“Remember the Merrick!”

It sounds like it could be a rallying cry for the Spanish-American War and it might as well be, because it’s so quaint and naive.

Instead, it’s the closest thing the Democrats have to a strategy for trying to stop the confirmation of Brett Kavanaugh to replace Justice Anthony Kennedy on the U.S. Supreme Court.

Bless their hearts.

Democrats are justifiably angry that President Barack Obama’s Supreme Court nominee Merrick Garland — a man whom Sen. Orrin Hatch had repeatedly praised for his qualifications and intellect — never even got a confirmation hearing.

Especially in hindsight, Garland may not have been the ideal pick. Republicans would have had a harder time denying a woman or a minority a hearing.

And Democrats seemed overly comfortable that Hillary Clinton would win the White House — an assuredness that turned out to be another mistake.

It was, in part, conservative furor over the Supreme Court nominees that drove the GOP base to hold their nose and vote for Trump. According to CNN exit polls, 56 percent of Trump voters cited Supreme Court nominations as the single most important factor in their selection.

And, as I heard this one guy say once: “Elections have consequences.” Now we’re seeing those consequences, and we could see them for decades to come.

Democrats have pleaded to postpone Kavanaugh’s confirmation until after the election, appealing to fairness and rules.

Rules and decorum and collegiality may have mattered once upon a time. But talk of rules and fairness in today’s Senate has to make Mitch McConnell break out in that creepy grin of his, because McConnell’s only goal is: Win. The rules are just tools to help you get there.

When McConnell was in the minority, the shoe was on the other foot, but since taking over the majority, McConnell has shown a ruthless willingness to steamroll the opposition to an extent Democrats could never quite muster.

Democrats argued Garland should get a hearing because (notwithstanding what Hatch and others claimed) that was the tradition. They were ignored.

They made the mistake of forcing a filibuster vote on Neil Gorsuch’s nomination, because those were the rules. Republicans happily changed the rules and they lost the best defensive weapon they had forever.

Now some, like Minority Leader Chuck Schumer, have made the feeble argument there shouldn’t be a vote on Kavanaugh until after the election out of fairness, since that was the treatment that Garland got. As if fairness mattered.

The Democrats are left playing seven-card stud poker with one card in their hand. Barring some unforeseen bombshell, Kavanaugh will be the next Supreme Court justice. The appointment will likely reshape the court for decades.

Yes, he will probably help cut the legs out from under Roe v. Wade, the landmark abortion ruling, which is why conservatives were so willing to vote for Trump.

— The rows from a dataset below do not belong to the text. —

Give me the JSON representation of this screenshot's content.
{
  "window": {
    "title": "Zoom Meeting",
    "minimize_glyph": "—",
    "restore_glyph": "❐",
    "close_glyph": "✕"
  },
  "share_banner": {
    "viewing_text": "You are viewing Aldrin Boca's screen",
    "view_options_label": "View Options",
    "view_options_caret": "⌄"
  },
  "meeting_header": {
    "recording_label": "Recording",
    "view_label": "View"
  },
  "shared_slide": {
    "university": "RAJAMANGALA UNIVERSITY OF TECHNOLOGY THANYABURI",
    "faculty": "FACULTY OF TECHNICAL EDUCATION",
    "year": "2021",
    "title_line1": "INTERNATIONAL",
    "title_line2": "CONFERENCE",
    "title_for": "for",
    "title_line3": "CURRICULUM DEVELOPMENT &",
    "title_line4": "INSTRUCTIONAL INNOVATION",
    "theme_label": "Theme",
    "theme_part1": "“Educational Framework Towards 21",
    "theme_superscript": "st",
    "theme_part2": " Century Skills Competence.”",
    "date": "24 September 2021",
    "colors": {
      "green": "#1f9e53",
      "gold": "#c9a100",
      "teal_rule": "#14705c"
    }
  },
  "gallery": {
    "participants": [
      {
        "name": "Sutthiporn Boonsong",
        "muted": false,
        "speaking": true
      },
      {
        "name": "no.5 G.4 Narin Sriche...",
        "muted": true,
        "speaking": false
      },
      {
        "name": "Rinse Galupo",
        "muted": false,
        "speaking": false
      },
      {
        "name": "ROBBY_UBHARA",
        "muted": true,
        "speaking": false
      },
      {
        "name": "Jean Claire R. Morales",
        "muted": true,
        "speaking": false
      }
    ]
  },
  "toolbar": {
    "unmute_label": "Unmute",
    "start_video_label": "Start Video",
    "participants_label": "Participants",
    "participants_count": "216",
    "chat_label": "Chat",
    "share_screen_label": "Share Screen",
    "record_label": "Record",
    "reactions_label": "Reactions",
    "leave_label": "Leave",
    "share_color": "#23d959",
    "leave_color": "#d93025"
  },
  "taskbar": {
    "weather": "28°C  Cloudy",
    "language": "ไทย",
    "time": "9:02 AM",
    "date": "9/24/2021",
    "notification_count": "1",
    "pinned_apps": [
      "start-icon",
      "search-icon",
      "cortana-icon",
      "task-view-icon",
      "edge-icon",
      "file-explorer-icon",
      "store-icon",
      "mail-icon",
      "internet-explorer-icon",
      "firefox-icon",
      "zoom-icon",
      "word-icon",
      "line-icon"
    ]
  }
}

But he will also enable the erosion of hard-fought-for protections for the LGBTQ community, minorities, immigrants and workers; he will undermine health care and environmental laws and civil liberties; and he will help weaken access to the ballot box and expand corporate influence in our democracy.

Elections have consequences.

Going forward, Democrats have a choice. They can light a candle and pray for Justice Ruth Bader Ginsburg’s health (which frankly, they should all do, anyway, because duh!).

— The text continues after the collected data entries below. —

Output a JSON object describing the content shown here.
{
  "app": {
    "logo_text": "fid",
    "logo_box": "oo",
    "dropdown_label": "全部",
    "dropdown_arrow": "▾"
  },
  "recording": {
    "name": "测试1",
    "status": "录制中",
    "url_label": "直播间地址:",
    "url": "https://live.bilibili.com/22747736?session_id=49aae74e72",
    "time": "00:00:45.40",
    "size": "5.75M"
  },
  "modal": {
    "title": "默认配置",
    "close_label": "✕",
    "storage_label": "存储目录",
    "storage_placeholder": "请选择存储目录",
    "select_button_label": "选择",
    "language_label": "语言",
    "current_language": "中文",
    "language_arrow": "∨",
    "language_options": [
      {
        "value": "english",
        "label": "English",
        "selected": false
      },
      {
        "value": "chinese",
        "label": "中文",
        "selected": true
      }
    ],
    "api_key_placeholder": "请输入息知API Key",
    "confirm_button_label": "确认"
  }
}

Or they can use the Supreme Court as a catalyst for the November Election.

There is a decent chance they can retake the House, but when it comes to any Supreme Court nominees until 2020, they have to re-take the Senate, and the challenge there is significant.

They need to hold onto toss-up seats in Florida, Indiana, Missouri, North Dakota and West Virginia, plus try to win a Republican seat in Nevada and one in Arizona, which hasn’t elected a Democratic senator in 30 years.

To pull off that feat, Democrats need to get angry. Not just angry, enraged, and focus that furor on registering voters, donating money, supporting candidates and making the case to anyone who will listen: Donald Trump and Neil Gorsuch and Brett Kavanaugh are why the 2018 election matters.

If they don’t make it happen, they should be prepared for Republicans to hold as many as seven seats on the bench by the time they get another chance in 2020. And those are consequences we can’t afford.